There's a reason RichRod has failed since leaving Michigan and is no longer even a head coach.

They're both bad coaches, and RichRod is probably a little better (I guess since he actually has a job in football since he is a better tactician) but to say Hoke was FAR worse is a major stretch.  Literally no one could have been far worse than RichRod.

DualThreat

November 18th, 2019 at 2:19 PM ^

That Cornelius Johnson play.  Please do that against OSU.  (May work even more convincingly if Johnson fakes like he got beat on the block.)

Mongo

November 18th, 2019 at 2:28 PM ^

I think we all were a bit too harsh on this team, and especially so on Gattis and Patterson.  But I truly believe the person who turned the ship was Harbaugh.  The mid-season run game adjustments were superb and it seemed to feel like a Harbaugh team again.  Gattis then adapted his goals into that direction and voila ... we have a Michigan power-spread attack humming. 

The read option pass game Josh marries with the power tendencies of a Harbaugh team could become a thing to reckon with over the next few years.

After witnessing this MSU beat down, I am now a believer.  This team is hitting it's stride. 

Carpetbagger

November 18th, 2019 at 2:53 PM ^

Absolutely.

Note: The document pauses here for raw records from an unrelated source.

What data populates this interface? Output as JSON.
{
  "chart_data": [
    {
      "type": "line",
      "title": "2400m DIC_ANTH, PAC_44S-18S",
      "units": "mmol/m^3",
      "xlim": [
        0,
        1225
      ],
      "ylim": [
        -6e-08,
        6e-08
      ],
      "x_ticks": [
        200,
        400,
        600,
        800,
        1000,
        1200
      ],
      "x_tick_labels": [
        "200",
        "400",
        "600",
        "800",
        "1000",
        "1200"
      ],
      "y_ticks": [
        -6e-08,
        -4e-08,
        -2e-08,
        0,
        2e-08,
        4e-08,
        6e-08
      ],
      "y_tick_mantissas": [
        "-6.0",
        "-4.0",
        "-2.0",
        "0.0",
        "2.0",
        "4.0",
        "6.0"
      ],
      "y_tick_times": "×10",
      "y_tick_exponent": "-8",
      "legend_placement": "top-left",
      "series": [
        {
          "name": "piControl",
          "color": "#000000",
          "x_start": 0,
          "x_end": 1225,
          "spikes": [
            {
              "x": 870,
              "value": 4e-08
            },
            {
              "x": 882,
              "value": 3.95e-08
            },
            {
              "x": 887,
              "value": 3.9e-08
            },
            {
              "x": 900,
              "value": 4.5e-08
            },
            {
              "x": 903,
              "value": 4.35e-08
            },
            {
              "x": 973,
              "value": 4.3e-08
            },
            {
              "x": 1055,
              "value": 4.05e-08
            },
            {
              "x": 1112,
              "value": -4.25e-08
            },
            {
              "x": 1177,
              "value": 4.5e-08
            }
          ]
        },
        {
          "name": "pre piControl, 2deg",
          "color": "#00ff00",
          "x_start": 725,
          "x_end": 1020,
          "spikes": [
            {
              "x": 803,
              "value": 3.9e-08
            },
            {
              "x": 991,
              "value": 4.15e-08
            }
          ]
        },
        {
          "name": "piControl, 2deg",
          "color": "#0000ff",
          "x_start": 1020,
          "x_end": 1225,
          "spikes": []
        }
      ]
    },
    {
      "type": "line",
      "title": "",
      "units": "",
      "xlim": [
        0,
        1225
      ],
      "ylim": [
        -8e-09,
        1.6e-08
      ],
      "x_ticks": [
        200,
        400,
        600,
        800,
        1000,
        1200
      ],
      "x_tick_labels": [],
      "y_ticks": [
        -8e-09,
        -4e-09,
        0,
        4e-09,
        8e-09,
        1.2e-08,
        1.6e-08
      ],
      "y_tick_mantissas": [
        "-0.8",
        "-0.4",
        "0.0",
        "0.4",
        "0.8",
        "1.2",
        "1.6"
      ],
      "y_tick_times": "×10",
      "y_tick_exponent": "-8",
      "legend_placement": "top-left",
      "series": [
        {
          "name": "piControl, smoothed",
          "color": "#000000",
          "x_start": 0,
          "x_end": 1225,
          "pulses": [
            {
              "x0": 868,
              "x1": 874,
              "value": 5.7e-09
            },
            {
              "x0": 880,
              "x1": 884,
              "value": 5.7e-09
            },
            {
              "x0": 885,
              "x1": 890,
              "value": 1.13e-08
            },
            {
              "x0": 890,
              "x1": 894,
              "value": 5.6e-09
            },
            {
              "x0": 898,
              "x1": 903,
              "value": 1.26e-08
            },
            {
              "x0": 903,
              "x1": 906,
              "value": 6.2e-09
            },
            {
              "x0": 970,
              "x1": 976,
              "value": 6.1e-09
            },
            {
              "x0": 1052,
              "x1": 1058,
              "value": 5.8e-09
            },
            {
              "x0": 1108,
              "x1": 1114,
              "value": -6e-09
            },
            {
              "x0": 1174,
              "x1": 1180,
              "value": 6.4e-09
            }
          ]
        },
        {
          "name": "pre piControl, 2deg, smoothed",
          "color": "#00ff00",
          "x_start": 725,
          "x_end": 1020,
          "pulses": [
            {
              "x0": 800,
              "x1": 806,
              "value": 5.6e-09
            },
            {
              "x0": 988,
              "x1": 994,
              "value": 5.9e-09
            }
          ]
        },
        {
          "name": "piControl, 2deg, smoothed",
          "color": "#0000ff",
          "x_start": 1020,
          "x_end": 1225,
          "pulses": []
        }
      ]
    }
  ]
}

I'm not a fan of inside/outside zone running attacks at all. The marriage of the Harbaughffense and Gattis Speed-in-Space concepts make perfect sense to me on the field though. This team can compete for the playoffs next year, assuming a bit more progress. I thought we were 100% doomed against OSU a few weeks ago, now I only think we are 70% doomed.

reshp1

November 18th, 2019 at 3:33 PM ^

My guess is Harbaugh went out of his way to hold up his end of the "handed the keys to Josh" agreement. Gattis probably struggled a bit as a first time play caller and Harbaugh finally had to get a little more involved, but also I think Gattis in the interim has also found his footing a little bit and settled in. Shea getting healthy plus overall just more reps also plays into it. Whatever the case, the team seems to be clicking finally.

Mgrad92

November 18th, 2019 at 4:11 PM ^

Gattis is a first-time play-caller, true — and he’s calling plays for a head coach in his first season with someone else as his full-time play-caller, too, isn’t he? Maybe it wasn’t so much that Harbaugh had to get more involved, but more that for the first time Harbaugh had to figure out what the right level of involvement is for a head coach with a full-time OC.